Something I've had trouble finding any information about is, what if we have a mathematical system, where the initial configuration is known to infinite precision, and we want to solve the ODE to an arbitrary precision (say, 100 digits, or 1000 digits)? All the usual stepwise methods would seemingly require a very high order to avoid a galactic step count, but initializing all the coefficients, etc., would be a struggle in itself.
Is this the best that can be done, or are there less-usual methods that would win out at extremely high accuracy levels?
When number of dimensions become very high or if the function becomes extremely irregular, then variations of monte carlo are generally extremely better than any other methods and have much higher accuracy than other methods, but the accuracy is still much lower than low dimensional methods.
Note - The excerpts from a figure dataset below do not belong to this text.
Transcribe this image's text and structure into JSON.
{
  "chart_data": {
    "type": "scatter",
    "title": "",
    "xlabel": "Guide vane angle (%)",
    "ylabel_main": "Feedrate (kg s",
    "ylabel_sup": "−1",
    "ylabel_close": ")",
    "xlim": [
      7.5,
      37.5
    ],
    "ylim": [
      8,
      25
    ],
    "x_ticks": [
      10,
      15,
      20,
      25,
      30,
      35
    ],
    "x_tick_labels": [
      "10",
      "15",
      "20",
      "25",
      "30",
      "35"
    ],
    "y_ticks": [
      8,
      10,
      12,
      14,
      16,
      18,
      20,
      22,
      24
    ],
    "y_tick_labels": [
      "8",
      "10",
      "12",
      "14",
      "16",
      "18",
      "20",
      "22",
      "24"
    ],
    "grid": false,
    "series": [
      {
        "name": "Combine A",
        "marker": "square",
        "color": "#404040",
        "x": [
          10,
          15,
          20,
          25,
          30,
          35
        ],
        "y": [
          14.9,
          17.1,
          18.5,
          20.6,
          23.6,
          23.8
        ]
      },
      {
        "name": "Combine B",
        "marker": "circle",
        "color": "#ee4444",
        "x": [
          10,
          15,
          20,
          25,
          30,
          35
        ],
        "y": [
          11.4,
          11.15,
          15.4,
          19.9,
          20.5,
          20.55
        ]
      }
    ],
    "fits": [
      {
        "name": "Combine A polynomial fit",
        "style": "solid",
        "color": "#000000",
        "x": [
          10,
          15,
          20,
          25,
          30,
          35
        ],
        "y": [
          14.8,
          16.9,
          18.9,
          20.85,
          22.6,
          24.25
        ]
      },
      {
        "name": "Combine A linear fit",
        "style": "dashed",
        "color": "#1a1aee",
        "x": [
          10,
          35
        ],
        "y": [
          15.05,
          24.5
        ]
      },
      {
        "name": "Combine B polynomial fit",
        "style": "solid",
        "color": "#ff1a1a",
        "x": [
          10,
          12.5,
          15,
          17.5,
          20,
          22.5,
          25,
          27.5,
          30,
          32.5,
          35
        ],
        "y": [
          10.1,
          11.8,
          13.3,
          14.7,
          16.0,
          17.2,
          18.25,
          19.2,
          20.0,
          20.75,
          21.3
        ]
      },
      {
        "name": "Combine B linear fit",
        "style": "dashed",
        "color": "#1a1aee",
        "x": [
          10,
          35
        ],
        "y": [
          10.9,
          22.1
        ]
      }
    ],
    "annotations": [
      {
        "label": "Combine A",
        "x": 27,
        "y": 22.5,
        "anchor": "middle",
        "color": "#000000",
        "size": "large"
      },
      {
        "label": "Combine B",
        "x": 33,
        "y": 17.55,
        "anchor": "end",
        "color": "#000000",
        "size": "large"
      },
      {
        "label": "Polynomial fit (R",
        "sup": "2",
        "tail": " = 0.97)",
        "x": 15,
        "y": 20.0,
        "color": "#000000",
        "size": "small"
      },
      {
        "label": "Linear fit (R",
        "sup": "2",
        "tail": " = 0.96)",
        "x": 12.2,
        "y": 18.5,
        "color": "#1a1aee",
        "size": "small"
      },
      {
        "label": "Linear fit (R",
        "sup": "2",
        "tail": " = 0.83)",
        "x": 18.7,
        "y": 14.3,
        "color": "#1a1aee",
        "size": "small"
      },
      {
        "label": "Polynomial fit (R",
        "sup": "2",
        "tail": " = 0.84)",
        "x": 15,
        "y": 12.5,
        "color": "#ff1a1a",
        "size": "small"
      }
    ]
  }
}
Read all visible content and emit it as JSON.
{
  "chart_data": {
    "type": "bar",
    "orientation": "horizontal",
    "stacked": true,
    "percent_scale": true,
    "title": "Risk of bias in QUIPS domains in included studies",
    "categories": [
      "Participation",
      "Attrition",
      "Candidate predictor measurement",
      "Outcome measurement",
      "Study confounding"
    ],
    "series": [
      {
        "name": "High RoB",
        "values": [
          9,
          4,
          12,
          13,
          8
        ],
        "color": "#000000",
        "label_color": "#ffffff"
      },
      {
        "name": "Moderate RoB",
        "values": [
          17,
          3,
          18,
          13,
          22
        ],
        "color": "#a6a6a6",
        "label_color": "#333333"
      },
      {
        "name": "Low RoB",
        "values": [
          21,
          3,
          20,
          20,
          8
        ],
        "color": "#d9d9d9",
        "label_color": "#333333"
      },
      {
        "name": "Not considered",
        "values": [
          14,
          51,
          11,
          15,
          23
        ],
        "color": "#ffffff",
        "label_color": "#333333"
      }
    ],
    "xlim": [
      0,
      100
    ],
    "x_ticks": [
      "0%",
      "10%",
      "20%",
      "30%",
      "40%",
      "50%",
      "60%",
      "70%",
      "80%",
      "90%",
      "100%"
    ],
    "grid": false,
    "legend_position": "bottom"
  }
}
Thank you, this sounds like what I'm looking for. Would you know of any further resources on this? Most of what I've been playing with has 4 dimensions or fewer.
(E.g., in one particular problem that vexed me, I had a 2D vector x(t) and an ODE x'(t) = F(t,x(t)), where F is smooth and well-behaved except for a singularity at the origin x = (0,0). It always hits the origin in finite time, so I wanted to calculate that hitting time from a given x(0). Series solutions work well in the vicinity of the origin, the problem is accurately getting to that vicinity.)
(Of course arbitrary precision is far, far worse than double precision in terms of performance, which is why so much work goes into techniques that avoid increasing precision. But sometimes you have few enough instances to solve that you can simply eat the cost.)